Durante o processo de recuperação e entendimento do que era possível ou não salvar, a equipe também compreendeu que estes objetos e outros milhares de não afetados pelo incêndio podiam ser catalogados e divulgados de uma outra forma, mais próxima do público. 

Nasceu então o projeto Renasce Museu, campanha de financiamento coletivo feita em parceria com edital do BNDES (Banco Nacional do Desenvolvimento Econômico e Social). Nela, cada real arrecadado é triplicado pelo BNDS. O dinheiro da campanha, que encerrou-se na última semana de fevereiro, possibilitará a criação de uma plataforma digital para o acervo do museu, a ser lançada entre novembro e dezembro deste ano.  

“Cada objeto da coleção estará acessível para qualquer pessoa que entrar na plataforma, divididos por temas e palavras-chave. Ao mesmo tempo, a plataforma servirá como gerenciamento de acervo para quem trabalha no museu, melhorando a circulação interna de informações sobre as peças”, detalha André Legos, museólogo e um dos responsáveis pela campanha. 

São chamadas de “Coleções” os são conjuntos de exemplares biológicos, arqueológicos e de produção artísticas recentes ou antigas que servem como espaços de pesquisa em diversas áreas de conhecimento, resguardando descobertas já feitas e algumas ainda por vir. Elas estão em universidades, museus, bibliotecas e também em espaços particulares. 

O projeto almeja a aproximação entre acervo e pessoas em um período em que não só a visitação de espaços culturais diminuiu por conta da pandemia, mas que as ciências como um todo enfrentam um momento temerário no país. Prevê-se para 2021 diminuição histórica no orçamento do Ministério da Ciência, Tecnologia e Inovação (MCTI), com 34% menos recursos do que em 2020, ano no qual também já houve diminuição.  

A relação entre brasileiros e ciências não sofre só um desgaste financeiro, como também de confiabilidade. De acordo com pesquisa realizada pelo Pew Research Center e publicada na revista Piauí, 36% dos brasileiros disseram confiar pouco ou nada nas ciências; e apenas 23% confia muito. Este discurso encontra respaldo público com um governo federal declaradamente negacionista, corroborando para um sentimento de pouca valoração nas ciências e por consequência, na pouca visitação ou incentivo aos espaços que as resguardam, como museus, institutos e coleções. 

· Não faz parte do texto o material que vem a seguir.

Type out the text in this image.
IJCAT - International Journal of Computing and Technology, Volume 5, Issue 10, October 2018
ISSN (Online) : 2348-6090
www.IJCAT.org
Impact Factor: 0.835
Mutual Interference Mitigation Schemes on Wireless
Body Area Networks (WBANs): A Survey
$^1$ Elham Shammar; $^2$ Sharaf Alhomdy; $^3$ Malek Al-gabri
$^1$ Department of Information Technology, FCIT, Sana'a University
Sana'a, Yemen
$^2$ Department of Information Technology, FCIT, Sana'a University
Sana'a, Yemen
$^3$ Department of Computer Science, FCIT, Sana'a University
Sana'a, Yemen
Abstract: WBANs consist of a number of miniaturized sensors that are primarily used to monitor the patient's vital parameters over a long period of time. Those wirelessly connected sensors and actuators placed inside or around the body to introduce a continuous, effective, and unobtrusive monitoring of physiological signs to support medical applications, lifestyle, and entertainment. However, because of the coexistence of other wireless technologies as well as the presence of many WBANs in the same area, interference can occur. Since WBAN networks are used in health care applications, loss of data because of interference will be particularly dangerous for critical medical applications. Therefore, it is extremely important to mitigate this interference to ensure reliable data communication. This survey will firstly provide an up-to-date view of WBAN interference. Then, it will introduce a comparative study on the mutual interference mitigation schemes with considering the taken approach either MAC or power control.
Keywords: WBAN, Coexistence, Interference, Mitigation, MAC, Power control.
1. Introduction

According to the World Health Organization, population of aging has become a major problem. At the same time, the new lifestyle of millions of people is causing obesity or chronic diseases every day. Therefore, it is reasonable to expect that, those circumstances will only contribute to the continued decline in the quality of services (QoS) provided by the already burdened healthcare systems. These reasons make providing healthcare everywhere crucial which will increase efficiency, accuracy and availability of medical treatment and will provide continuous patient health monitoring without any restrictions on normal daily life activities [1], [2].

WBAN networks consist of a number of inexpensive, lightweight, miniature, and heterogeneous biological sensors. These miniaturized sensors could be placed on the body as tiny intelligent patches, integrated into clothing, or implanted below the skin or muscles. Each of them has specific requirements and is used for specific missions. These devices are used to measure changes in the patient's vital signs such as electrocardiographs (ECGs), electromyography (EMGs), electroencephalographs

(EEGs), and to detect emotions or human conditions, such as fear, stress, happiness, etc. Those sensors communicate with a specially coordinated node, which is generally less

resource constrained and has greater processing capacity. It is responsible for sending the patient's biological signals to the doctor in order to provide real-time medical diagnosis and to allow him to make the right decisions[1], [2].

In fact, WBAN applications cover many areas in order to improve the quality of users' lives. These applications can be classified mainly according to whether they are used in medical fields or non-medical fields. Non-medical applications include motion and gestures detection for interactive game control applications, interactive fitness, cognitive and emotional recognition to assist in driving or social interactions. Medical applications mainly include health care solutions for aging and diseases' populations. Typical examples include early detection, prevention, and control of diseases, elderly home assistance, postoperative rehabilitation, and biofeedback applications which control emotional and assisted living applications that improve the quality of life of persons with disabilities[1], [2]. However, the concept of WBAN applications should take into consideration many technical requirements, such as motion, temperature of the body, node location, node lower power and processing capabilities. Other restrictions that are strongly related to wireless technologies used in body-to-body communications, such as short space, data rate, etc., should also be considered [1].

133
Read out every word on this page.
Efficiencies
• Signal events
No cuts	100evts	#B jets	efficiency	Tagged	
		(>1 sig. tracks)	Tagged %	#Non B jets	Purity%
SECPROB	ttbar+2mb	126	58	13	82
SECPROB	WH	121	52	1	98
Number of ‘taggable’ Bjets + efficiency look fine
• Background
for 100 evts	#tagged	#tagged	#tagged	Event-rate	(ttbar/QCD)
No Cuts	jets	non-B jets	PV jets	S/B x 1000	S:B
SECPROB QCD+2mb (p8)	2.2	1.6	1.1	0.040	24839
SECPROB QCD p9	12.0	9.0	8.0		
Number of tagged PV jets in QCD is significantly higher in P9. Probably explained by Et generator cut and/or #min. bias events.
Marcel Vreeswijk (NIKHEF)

“Quando você fala que o shopping vai fechar por conta da pandemia, é uma comoção social. Quando você fala que houve incêndio no museu, uma perda drástica, isso não comove do mesmo jeito”, aponta Alessandra Abrão, bióloga do Jardim Botânico do MHNJB. “A sociedade brasileira ainda não valoriza essas instituições. É um desafio atrair mais pessoas em um governo não favorável às ciências.”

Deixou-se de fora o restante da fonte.